Editorial: 9/11 events prove lacking at University

With all of the Facebook status updates and tweets on Twitter, we couldn’t help but notice the lack of campus-wide events in memory of 9/11 this year.  Last year’s event, held on a Sunday, was well attended and allowed students a place to gather as a group in memory of those lost in 2001.

While the eleventh anniversary may not seem like as much of a landmark occasion as the tenth anniversary celebrated last year, many students are hesitant to let go of a memorial that greatly affected them.  The campus’s lack of acknowledgement of the day was disappointing for students whose family members and loved ones were impacted by or perished in the attacks over a decade ago.

The generation of students currently on campus can still vividly remember where they were when they learned about the attacks and that memory will stay with them forever.  In ten years, this may not be the case.  Students a decade from now will not remember what happened, where they learned of the event or even how it affected them.

As always, a display of American flags was organized on the uphill side of the Langone Center, but those students who don’t visit the LC on a regular basis didn’t know they were there.  For fraternity men and students who live in the Gateways or downtown Lewisburg, trips to the LC are few and far between, leaving them unaware of the flag decorations.

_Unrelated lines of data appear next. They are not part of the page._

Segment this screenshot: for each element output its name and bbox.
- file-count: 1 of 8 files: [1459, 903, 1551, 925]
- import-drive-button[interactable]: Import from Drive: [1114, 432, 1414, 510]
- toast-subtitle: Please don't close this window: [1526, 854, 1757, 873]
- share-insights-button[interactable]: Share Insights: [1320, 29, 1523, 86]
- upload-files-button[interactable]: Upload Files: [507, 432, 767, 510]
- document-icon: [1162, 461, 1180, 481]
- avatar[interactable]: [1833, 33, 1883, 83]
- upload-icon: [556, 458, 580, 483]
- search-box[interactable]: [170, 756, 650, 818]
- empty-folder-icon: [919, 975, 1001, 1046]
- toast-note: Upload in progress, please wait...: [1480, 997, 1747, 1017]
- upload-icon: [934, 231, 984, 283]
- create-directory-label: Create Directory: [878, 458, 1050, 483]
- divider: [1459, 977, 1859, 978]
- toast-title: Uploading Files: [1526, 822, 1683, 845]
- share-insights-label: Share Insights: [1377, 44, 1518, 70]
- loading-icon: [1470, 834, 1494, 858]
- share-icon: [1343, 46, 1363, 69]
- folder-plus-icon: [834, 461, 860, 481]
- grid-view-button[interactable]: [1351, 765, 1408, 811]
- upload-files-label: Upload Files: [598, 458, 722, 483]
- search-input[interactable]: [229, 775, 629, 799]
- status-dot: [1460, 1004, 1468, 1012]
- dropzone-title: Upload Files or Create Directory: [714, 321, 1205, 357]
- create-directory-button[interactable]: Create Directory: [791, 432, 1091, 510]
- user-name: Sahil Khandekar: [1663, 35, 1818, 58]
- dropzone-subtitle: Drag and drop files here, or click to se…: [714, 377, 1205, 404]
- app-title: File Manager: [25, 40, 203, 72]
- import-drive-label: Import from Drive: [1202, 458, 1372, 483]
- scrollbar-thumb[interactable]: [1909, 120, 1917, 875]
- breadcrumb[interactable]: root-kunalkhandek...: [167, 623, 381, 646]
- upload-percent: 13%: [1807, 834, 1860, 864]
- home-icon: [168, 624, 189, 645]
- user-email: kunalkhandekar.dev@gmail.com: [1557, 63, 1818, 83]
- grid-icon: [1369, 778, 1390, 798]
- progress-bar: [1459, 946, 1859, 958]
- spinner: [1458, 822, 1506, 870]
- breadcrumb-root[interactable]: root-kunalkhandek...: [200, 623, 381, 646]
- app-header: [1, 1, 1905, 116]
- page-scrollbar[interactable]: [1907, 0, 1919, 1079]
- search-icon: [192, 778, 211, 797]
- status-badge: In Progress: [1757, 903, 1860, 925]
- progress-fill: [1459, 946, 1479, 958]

Because a large number of students at the University are from the east coast, particularly the state of New York, it is disappointing to see that we could so easily forget the effects from that fateful day 11 years ago. In addition to geographic proximity to the event, we have cultural proximity on this campus as well.  There is a thriving ROTC program and many students who come from military backgrounds.

Beyond the lack of recognition here on campus, the United States nationwide has dropped the ball.  The New York Times has come under fire for choosing not to print any 9/11 related content of their front page.  However, other news organizations chose to print articles pointing out the loss of reverence associated with events around the country.  More of the events are centered around the upcoming election season and those who speak loudly, rather than on the sacrifices the military makes on the country’s behalf.

Perhaps the Times has it right.  Maybe it is time for the country to move past an event over a decade old and look to the future.  After all, if we were still commemorating every tragic event in history, we’d still be having days of silence for the bombing of Pearl Harbor and the assassination of JFK.